Sacramentals: What Are They and Why do They Matter?

The Sacraments and Sacramentals are vessels of the mystical participation in divine grace.  A sacrament is a meeting point between God and humanity – and actual encounter with Christ – the real witness of the sacrament in Jesus.  This encounter happens through symbols – rings, laying of hands, water, oil, bread, wine, touch.  These things remind us of what is invisible.

The blessing of water, flowers, pussy willows, houses, food and candles, miraculous medals that we wear, and crucifixes that we hang on the wall: What do all these things have in common?  They are blessed objects that Catholics often call sacramentals.  But actually, it is the ceremony by which these objects are blessed that are the sacramentals.  

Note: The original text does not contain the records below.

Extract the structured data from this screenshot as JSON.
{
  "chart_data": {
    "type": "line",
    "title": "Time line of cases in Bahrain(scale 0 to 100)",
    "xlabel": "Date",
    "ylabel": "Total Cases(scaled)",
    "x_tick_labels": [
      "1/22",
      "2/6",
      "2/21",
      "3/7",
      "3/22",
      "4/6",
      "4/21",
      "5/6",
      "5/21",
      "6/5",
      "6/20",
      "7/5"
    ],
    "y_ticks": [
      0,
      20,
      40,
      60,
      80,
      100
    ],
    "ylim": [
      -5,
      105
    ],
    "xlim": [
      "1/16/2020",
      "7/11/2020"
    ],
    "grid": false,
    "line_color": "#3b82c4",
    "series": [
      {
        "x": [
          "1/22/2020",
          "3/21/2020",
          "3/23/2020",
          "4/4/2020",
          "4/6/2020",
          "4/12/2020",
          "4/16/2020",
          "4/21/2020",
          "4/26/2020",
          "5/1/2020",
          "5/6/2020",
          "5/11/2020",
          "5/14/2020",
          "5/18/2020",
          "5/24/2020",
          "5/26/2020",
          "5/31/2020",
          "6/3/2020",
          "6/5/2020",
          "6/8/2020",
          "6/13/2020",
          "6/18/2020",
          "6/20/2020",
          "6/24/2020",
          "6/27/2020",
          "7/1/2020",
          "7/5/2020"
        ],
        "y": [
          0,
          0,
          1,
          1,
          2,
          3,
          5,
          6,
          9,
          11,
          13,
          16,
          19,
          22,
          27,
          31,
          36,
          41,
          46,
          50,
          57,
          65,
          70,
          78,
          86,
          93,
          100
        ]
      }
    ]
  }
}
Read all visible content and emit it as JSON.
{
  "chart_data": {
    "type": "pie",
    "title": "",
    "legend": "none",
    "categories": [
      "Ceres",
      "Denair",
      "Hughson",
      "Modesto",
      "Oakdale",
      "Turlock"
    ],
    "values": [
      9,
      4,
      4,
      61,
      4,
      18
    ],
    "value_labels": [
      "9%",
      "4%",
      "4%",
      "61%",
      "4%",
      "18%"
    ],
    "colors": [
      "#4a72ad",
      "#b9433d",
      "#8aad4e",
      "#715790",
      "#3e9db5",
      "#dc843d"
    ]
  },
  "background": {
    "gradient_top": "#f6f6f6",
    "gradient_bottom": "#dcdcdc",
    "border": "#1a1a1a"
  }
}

The first purpose of the sacramentals is to prepare for and extend the grace of the sacraments.  In the sacraments, it is Christ himself who is acting and so grace is objectively conferred by virtue of the performing of the rite by a valid minister acting as Christ’s instrument.  As acts of the Church, the sacramentals may also be occasions for grace by virtue of the intercession of the Church.  They are not efficacious in the same way nor to the same degree as the sacraments, but are more powerful than the private intercession of Christians precisely because they represent and make present the intercession of the entire Church.

The direct relationship between some sacra­men­tals and a particular sacrament are easy to see: the blessing of meals is connected to the Euch­arist, the blessing of homes relates to Matrimony, while the sprinkling of Holy Water recalls bap­tism.  The second purpose of sacramentals is the sanctification of every occasion of life.